The philosophy of Hīnayāna was one of radical pluralism, that of Mahāyāna was undiluted non-dualism (advaya)…

The approach to truth adopted in Hīnayāna was one of mystically-tinged rationalism, that adopted by Mahāyāna was one of super-rationalism and profound mysticism, (36).

The source of dualism for Hīnayāna (as well as for Vedanta) is in splitting the dual meaning of Śūnyatā (or maya). Śūnyatā is the pregnant void, emptiness which yet contains all things. “Śūnyatā is an abstract noun derived from śūnya. It means deprivation and suggests fullness,” (37). To view something as separate, or even to believe that one can separate from or transcend one aspect of reality to enter another reality is a false presumption, because there is only Absolute Reality.

The world is not a conglomeration of things. It is simply process, and things are simply events. A ‘thing’ by itself is ‘nothing’ at all. This is what is meant by the śūnyatā or emptiness of all dharmas, (39).

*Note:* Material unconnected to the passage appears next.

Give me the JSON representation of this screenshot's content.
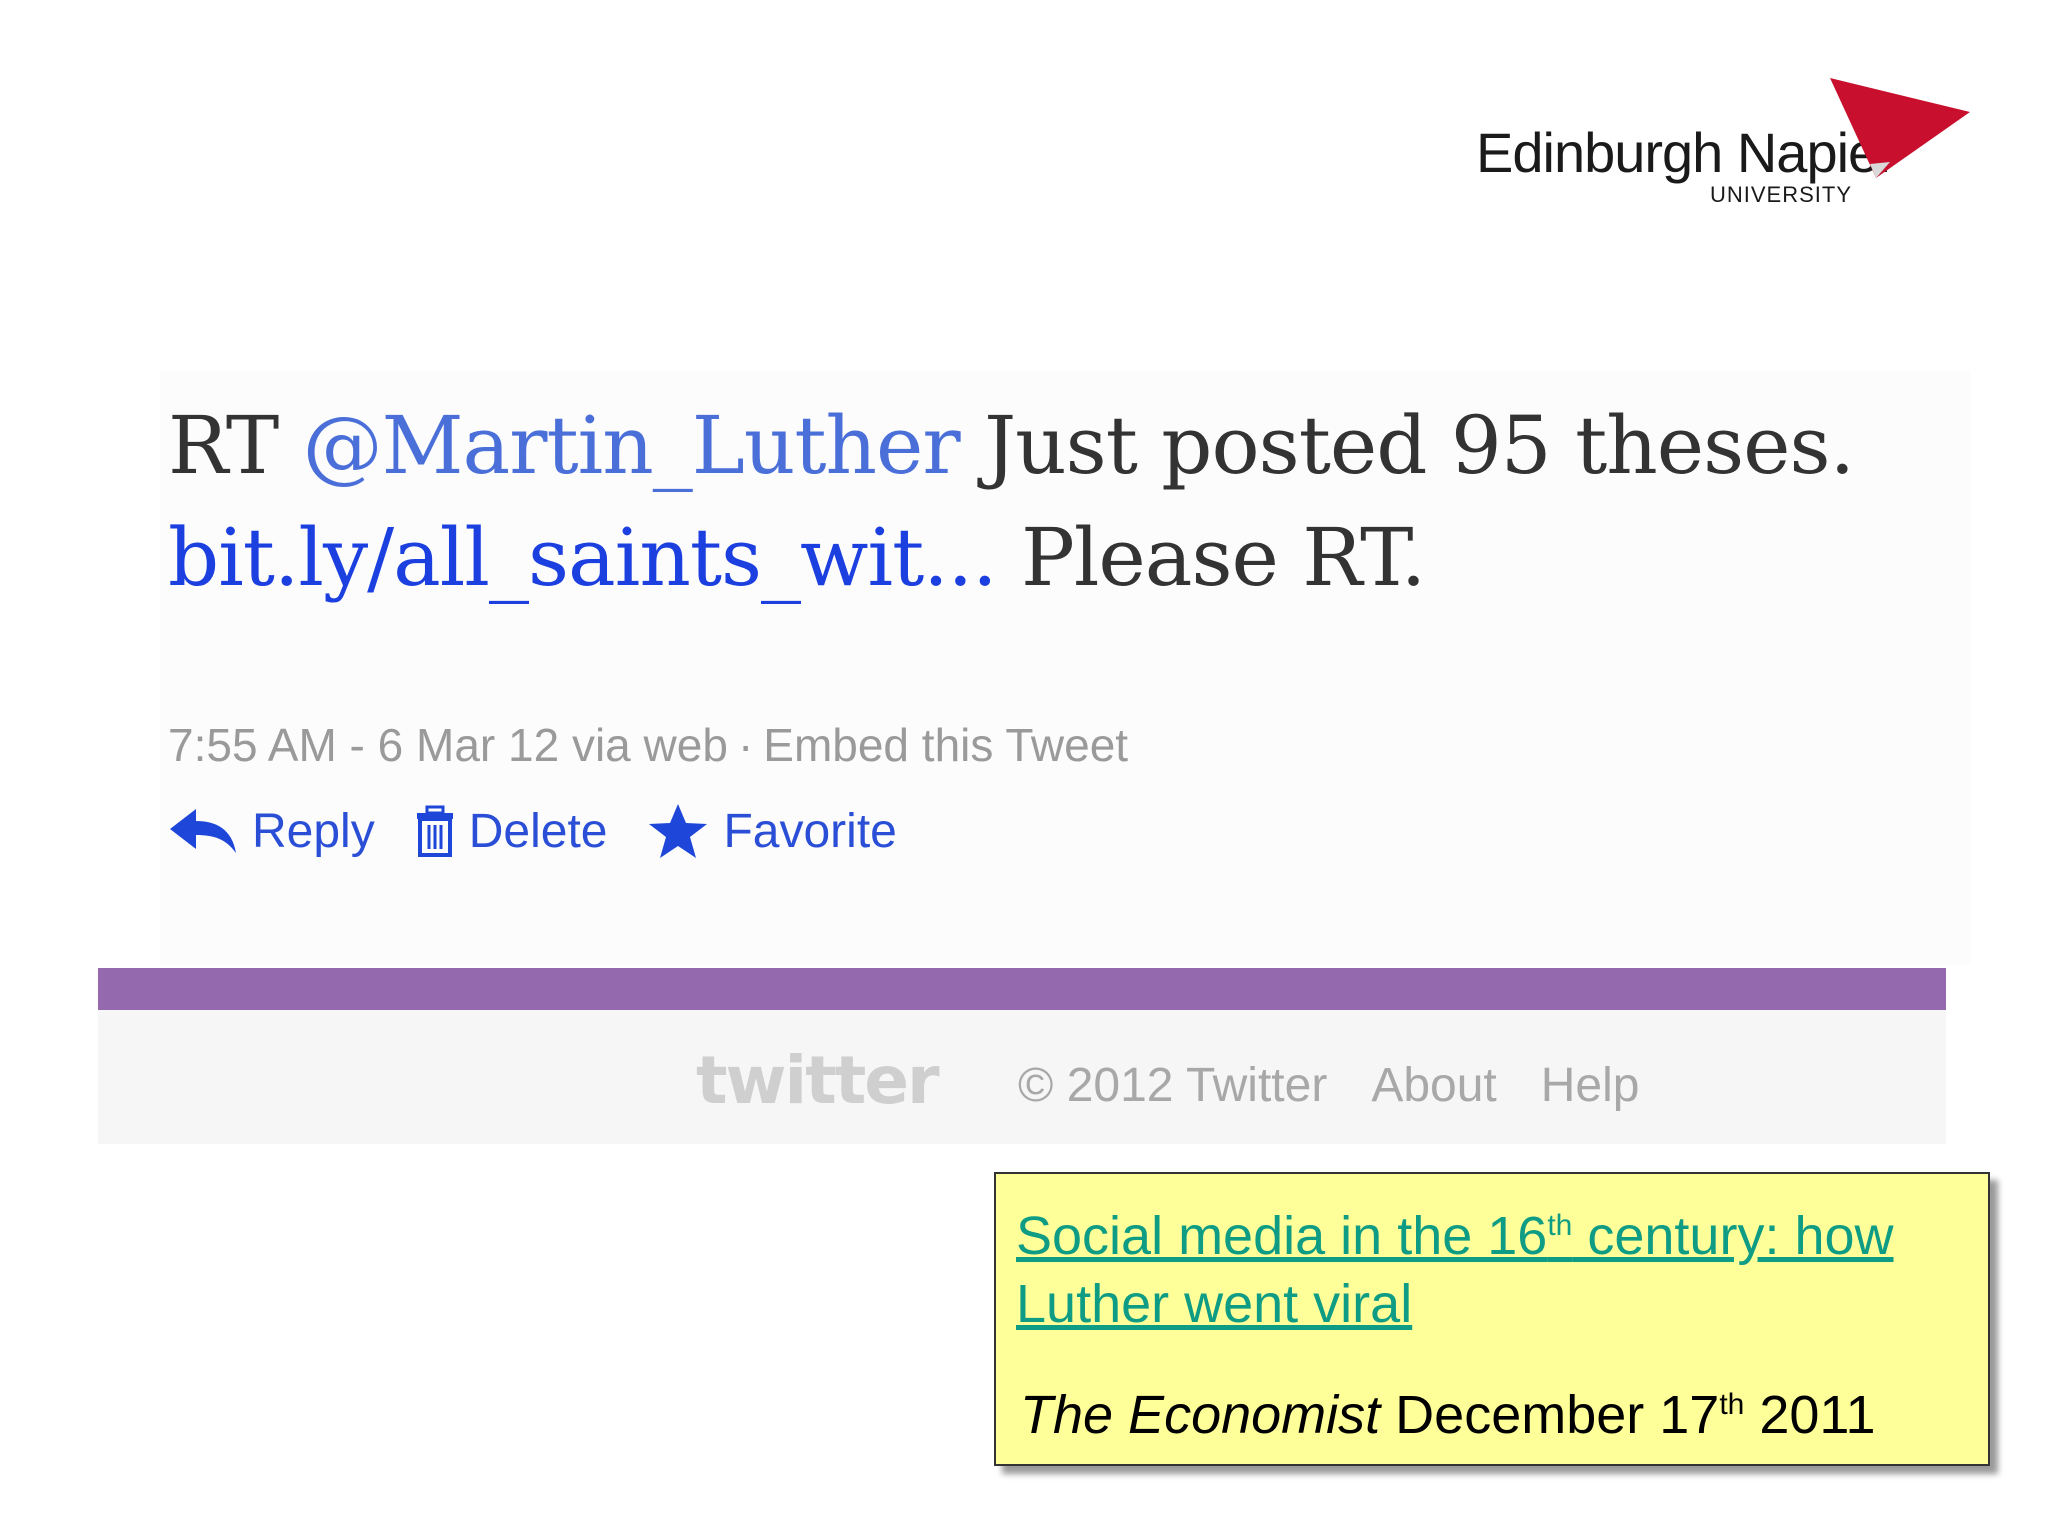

Thus, all teachings, all explanations of reality are empty. The development of philosophies and schools of thought that positivistically explain reality are doomed to failure. In fact the Truth is beyond all philosophies.

Dark Energy Moving through Dark Matter

Dark Energy Moving Through Dark Matter © D. Kopacz

Śūnyatā was declared by the Buddha for dispensing with all views or ‘isms’. Those who convert Śūnyatā itself into another ‘ism’ are verily beyond hope or help, (43).

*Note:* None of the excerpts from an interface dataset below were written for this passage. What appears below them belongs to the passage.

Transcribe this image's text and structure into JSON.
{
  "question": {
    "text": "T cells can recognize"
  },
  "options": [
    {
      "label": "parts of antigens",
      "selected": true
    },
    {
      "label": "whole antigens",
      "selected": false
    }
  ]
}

Śūnyatā is not the final goal of the teachings, however.

Meditation on the śūnyatā (emptiness) is only a preparation for the spiritual discipline of prajñāpāramitā…The functional prajñā puts an end to the darkness of ignorance and thus the eternal prajñā comes to the fore. In the eternal prajñā, one cannot find even the distinction of ignorance and knowledge. It is an ever-present luminous knowledge. It is the ‘eternal light in the heart of man.’ Particular objects arise and perish, but the light of this prajñā keeps ever shining, (45).

Heart at the Center of Dark Matter

Heart at the Center of Dark Matter © D. Kopacz, 2016 

While Nāgārjuna teaches the emptiness of all dharmas (which can mean “scripture, doctrine, religion” as well as the “impersonal energy behind and in everything”), there is a more expansive concept of Dharmakāya meaning “the principle of cosmic unity,” (47).

The Dharma-kāya is the essential nature of Buddha. As Dharmakāya, the Buddha experiences his identity with Dharma or the Absolute and his unity (samatā) with all beings. The Dharmakāya is a knowing ; loving, willing being, an inexhaustible fountain-head of love and compassion, (47).

I remember in my East Asian Religions class at university, with Professor Peter N. Gregory, he would talk at length about Buddha nature. Professor Gregory would recount all the different stories about monks asking masters about what Buddha nature was and who or what had it and did not have it. I remember him gleefully recounting one story in which the answer was that Buddha nature was “even in shit and piss!”

Extreme, one-sided views lead to fundamentalism, a dangerous issue so prevalent in today’s world. Fundamentalism is based on a belief that there one’s own belief-group owns the truth and is justified in discriminating against, imprisoning, or even killing those who are do not share the same beliefs. Singh reminds us of the Buddha’s teaching of the Middle Way.

Extremes become dead-ends of eternalism and annhilationalism. There are those who cling to nonbeing and there are others who cling exclusively to being. The great Buddha meant, by his doctrine of madhyamā pratipat (Middle way), to drive home the truth that things here are neither absolute being nor absolute non-being, but are arising and perishing, forming continuous becoming, and that Reality is transcendent to thought and cannot be caught up in the dichotomies of the mind, (50).

The Absolute and the world are not two different sets of reality posited against each other, (51).

Reality is not one thing or another thing, but all things. Reality is “both transcendent and immanent. It is transcendent as ultimate Reality, but it is present in everyone as his inmost ground and essence,” (57).